In 1964 I entered the University of Adelaide as a law student. It was an interesting time. This was the tail end of the Menzies era in Australia and the end of the epic rule of Sir Tom Playford as Premier. The 1965 election of Frank Walsh was to produce the first State Labor government in 32 years.
The lawyers I had known were poets and artists and, while I blithely envisaged a career path in an Adelaide law firm, I had not anticipated the rigours of rote learning and the inflexibility of the subjects ahead of me. I soon became a rebel student, arguing points of law which, of course, I could not change.
Then, John Bannon (LLB 1967, BA 1968, Doctor of the University honoris causa 2014), an older law student active in the Student Representative Council (SRC), suggested I edit On Dit. He nominated me and I was duly elected alongside Piers Plumridge (LLB 1969) and John Waters (LLB 1967).

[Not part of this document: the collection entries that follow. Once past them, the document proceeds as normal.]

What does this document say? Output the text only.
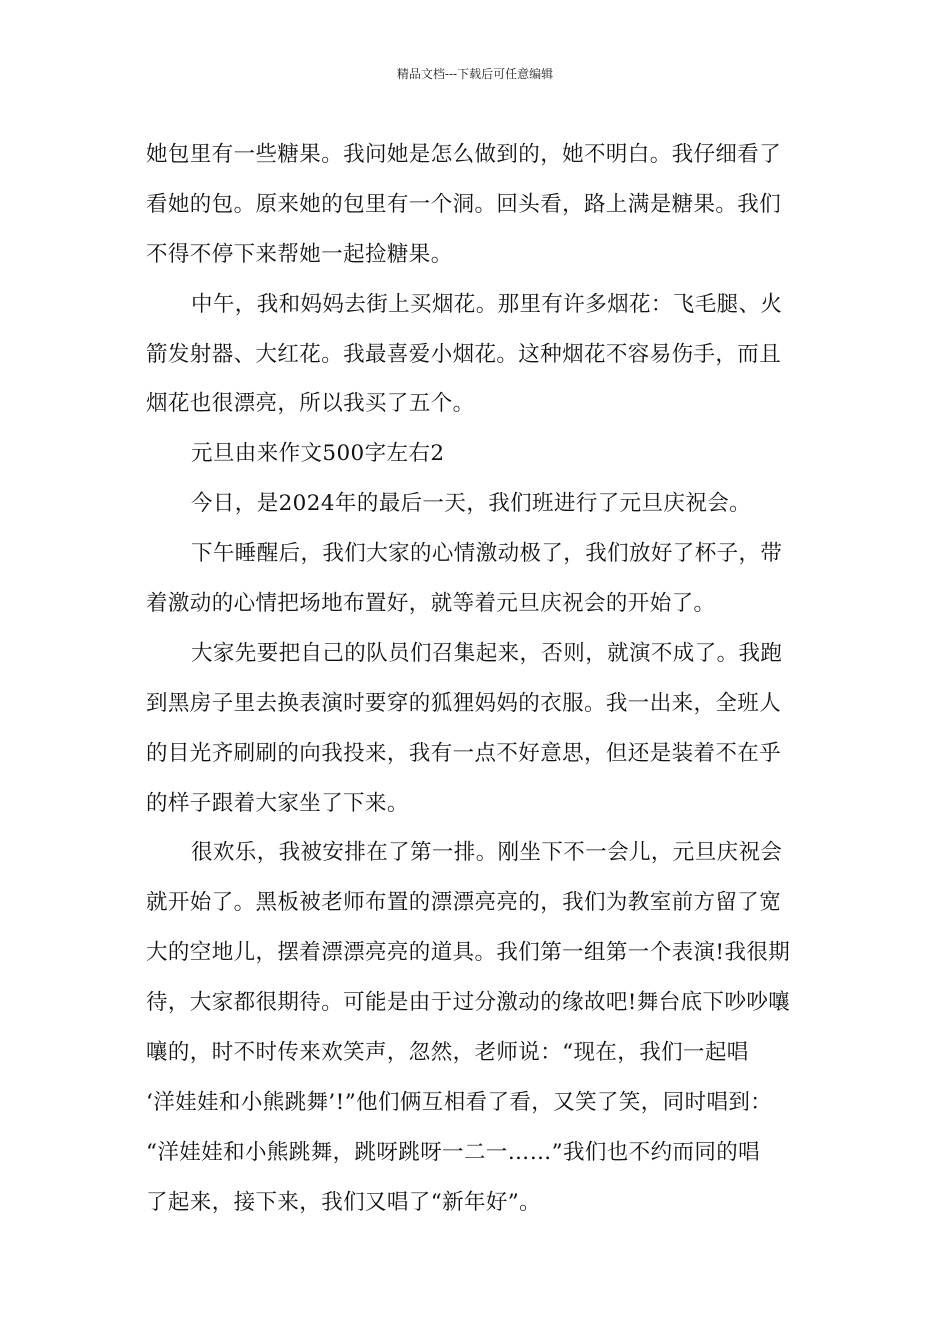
精品文档---下载后可任意编辑
她包里有一些糖果。我问她是怎么做到的，她不明白。我仔细看了
看她的包。原来她的包里有一个洞。回头看，路上满是糖果。我们
不得不停下来帮她一起捡糖果。
中午，我和妈妈去街上买烟花。那里有许多烟花：飞毛腿、火
箭发射器、大红花。我最喜爱小烟花。这种烟花不容易伤手，而且
烟花也很漂亮，所以我买了五个。
元旦由来作文500字左右2
今日，是2024年的最后一天，我们班进行了元旦庆祝会。
下午睡醒后，我们大家的心情激动极了，我们放好了杯子，带
着激动的心情把场地布置好，就等着元旦庆祝会的开始了。
大家先要把自己的队员们召集起来，否则，就演不成了。我跑
到黑房子里去换表演时要穿的狐狸妈妈的衣服。我一出来，全班人
的目光齐刷刷的向我投来，我有一点不好意思，但还是装着不在乎
的样子跟着大家坐了下来。
很欢乐，我被安排在了第一排。刚坐下不一会儿，元旦庆祝会
就开始了。黑板被老师布置的漂漂亮亮的，我们为教室前方留了宽
大的空地儿，摆着漂漂亮亮的道具。我们第一组第一个表演!我很期
待，大家都很期待。可能是由于过分激动的缘故吧!舞台底下吵吵嚷
嚷的，时不时传来欢笑声，忽然，老师说：“现在，我们一起唱
‘洋娃娃和小熊跳舞’!”他们俩互相看了看，又笑了笑，同时唱到：
“洋娃娃和小熊跳舞，跳呀跳呀一二一……”我们也不约而同的唱
了起来，接下来，我们又唱了“新年好”。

We were a diverse and colourful trio. There were lots of editorial disputes between the politically feisty Waters and the arty-farty me. Gentle Piers disapproved of our raucous debates and resigned spectacularly very early on – throwing his vintage typewriter down the hall outside the On Dit office.
This was a lively period at the University. The SRC was a powerful, well respected, and supportive backbone for the student body. Some of its leading lights went on to become leading political figures, notably John Bannon, who became Premier, and Chris Sumner (LLB 1966, BA 1968), who became Attorney General.
Student activism was taken for granted and various causes brought students out en masse into the streets. Most memorable was the protest against the death sentence and what was to be the last hanging in South Australia, the case of Glen Valance.
Of my own special assignments, Bob Dylan’s first visit was the most exciting. It was my first superstar press conference. Editing On Dit led to a career in journalism and I abandoned law as a lost cause.
I was lured from Law School to The News on the Murdoch Scholarship of the day, and went on to work for The Australian; AAP/Reuters in Fleet Street, London; The Evening News in Edinburgh; and then The Advertiser back in Adelaide. I was the first woman on two
general news floors, the country’s first female Australian Rules Football writer in the 1960s, and in the early naughties I was The Advertiser’s inaugural online editor and founding chair of the Adelaide Critics Circle.
All thanks to my father, the University, On Dit, and the poet who never was, but who lives on in me still, Ern Malley.
Samela Harris is an Australian journalist, critic, columnist, author, and blogger. Her career as an arts journalist and cultural commentator spans a variety of print media. In 2017, for these and other contributions to South Australian cultural and public life, she was awarded the SA Media Lifetime Achievement Award and inducted into the SA Journalists’ Hall of Fame.